I have a cautious observation.

Has anyone notice that @xxxxme is brand new and has never replied to anything many of us has written here.

Instead, quite a few of us has discussed this and I have no problem with that. But looking at the profile, they have not posted or done anything else.

They could be a newbie. However, I have seen people post in other forums with questions and not follow up. From what I hear, some of those have been done to set up a discussion and sit back and watch.

In this case, I note that when I looked at the source code, I saw what looked like a setup. I mean the one and only case where calling random.shuffle() with a dict argument that does not result in an error is one using a dictionary with only numeric keys starting with 1. Any other case, justifiably fails. What it does even with keys like 1:3, in my opinion, is a flaw. If the code simply checked if the argument was suitable, meaning of class list or something with the right dunder variables to handle proper numeric indexing and was mutable, then it would always generate an error if called with a dict.

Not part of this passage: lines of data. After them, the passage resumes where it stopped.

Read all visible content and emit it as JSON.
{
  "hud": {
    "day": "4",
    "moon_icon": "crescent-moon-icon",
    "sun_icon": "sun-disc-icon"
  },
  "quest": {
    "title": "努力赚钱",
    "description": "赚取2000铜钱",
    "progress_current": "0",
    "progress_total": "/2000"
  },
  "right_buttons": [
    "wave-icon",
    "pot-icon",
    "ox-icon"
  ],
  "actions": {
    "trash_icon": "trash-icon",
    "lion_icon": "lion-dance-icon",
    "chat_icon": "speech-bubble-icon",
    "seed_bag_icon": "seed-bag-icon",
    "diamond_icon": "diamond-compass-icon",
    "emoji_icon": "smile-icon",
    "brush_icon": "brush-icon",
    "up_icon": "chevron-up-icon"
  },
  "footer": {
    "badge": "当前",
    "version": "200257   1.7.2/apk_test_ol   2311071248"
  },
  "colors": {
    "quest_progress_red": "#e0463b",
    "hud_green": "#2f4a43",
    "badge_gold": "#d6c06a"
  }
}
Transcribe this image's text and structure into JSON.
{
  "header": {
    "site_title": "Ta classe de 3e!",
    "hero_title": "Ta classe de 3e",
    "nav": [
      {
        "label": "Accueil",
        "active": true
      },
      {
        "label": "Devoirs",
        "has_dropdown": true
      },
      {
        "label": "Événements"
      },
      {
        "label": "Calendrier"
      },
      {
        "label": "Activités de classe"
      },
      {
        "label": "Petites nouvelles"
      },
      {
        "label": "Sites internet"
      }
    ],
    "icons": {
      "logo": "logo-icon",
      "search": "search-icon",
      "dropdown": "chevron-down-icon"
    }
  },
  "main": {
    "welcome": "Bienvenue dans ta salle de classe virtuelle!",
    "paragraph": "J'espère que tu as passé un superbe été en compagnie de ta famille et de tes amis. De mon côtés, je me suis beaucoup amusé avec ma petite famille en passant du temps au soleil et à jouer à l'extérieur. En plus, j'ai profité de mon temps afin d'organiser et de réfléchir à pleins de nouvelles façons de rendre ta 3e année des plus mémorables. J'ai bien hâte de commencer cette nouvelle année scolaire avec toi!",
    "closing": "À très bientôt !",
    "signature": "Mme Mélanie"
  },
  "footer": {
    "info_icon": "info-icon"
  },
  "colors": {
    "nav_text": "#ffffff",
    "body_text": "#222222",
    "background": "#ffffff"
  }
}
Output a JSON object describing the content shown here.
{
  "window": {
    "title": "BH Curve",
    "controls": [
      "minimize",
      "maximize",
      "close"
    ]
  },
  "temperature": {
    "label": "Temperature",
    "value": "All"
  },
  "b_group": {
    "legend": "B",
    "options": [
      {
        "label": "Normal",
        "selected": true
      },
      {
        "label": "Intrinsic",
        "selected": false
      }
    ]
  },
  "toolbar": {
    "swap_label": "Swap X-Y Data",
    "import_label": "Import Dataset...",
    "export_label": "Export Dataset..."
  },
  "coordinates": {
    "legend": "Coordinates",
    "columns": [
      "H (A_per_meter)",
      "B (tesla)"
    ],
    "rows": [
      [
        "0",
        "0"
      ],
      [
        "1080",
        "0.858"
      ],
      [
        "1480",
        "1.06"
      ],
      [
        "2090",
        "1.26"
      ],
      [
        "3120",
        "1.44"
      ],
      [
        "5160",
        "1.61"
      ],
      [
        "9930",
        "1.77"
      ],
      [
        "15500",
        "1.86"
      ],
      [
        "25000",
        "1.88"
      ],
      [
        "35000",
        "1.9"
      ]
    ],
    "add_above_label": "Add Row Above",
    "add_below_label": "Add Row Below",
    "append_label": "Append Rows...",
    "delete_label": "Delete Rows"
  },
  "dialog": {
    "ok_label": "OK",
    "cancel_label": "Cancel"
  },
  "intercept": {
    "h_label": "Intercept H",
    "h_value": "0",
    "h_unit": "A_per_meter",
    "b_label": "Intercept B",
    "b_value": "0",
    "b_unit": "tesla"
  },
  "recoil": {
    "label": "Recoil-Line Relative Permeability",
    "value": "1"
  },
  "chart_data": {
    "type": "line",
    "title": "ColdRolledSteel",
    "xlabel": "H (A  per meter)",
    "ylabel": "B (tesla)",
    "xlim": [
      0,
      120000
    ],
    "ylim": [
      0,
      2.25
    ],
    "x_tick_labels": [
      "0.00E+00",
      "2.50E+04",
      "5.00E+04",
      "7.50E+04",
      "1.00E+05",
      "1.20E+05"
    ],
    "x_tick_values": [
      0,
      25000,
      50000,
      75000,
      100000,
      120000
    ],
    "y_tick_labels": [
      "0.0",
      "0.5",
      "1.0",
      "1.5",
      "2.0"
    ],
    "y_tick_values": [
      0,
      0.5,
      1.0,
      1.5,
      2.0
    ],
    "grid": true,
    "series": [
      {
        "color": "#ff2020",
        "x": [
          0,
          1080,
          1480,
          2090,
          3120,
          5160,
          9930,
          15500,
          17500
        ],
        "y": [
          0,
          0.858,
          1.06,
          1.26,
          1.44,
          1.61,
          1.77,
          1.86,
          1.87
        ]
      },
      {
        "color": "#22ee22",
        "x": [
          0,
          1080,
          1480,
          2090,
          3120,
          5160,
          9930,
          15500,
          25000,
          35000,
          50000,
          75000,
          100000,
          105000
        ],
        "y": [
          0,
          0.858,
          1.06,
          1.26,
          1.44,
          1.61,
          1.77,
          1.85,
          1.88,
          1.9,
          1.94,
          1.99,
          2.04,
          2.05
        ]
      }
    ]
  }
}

Most of the discussion, including some of my messages, focused more on what a proposal to also support dictionaries might mean. That is fine but in a sense, there was a false premise here that suggested it already partially worked so why does it fail. It should not work at all now. And, if it were to be made to work, it likely would be done wit additional code we have discussed that would not be indexing numerically.

I invite the poster to at least follow up here and let us know if any of this satisfied them. Generally, that would be considered a polite way to work with others here.

This topic did make me think, of all things, of JavaScript. When I last looked at it, they had an interesting concept where a main data structure was a sort of hash that in some ways resembled the python dictionary but with some twists. If you used numeric keys like 1 and 666, it might treat the object more like an array or list indexable so you could say object[1] or similar notation. But, since it was not really an array, interesting things could happen as in being able to leave missing indices or having it renumber things if stuff was change while it had to ignore any entries that were not numeric.

The reason that comes to mind, is that the example we were shown that “worked” did look exactly like the hash object in JavaScript if you intended to use it as an array and happened to be valid, if not intended, in the code. But it would break if any of the keys was not numeric or perhaps in many other cases like skipped indices.

So, is the original request really a good request if based on some odd premises? Is it worth debating what the proper meaning of shuffling a dictionary might be? And, as many pointed out, perhaps many solutions already exist with most not needing or wanting to replace the contents in-place.

But as noted, why debate when the OP is not showing interest?

jamestwebber · September 11, 2024, 2:45am

People often bail on a discussion when people don’t show enthusiasm for their idea. Especially when someone keeps posting whole novels as responses

avi.gross · September 11, 2024, 3:34am

Just FYI, James, I can be short.

I will take a hint.

xxxxme · September 13, 2024, 10:18pm

Thanks for your replies. I am probably best classed as a Python (and general coding) newbie. As you probably gathered, I was hoping random.Random(‘key’).shuffle() would provide a repeatable way to shuffle values to different keys in a dictionary. Thanks for your suggested solutions.
It might be useful for people in my case if (as suggested in someone’s post), random.shuffle would always throw a descriptive error if called with a dictionary instead of working in rare cases and throwing a mystifying one in others.
I haven’t checked back in a while because I assumed the topic was dead after alternate suggestions started to be posted and I found one which worked. I’m going to stop checking back now as I have my answers. Again, thanks for your replies.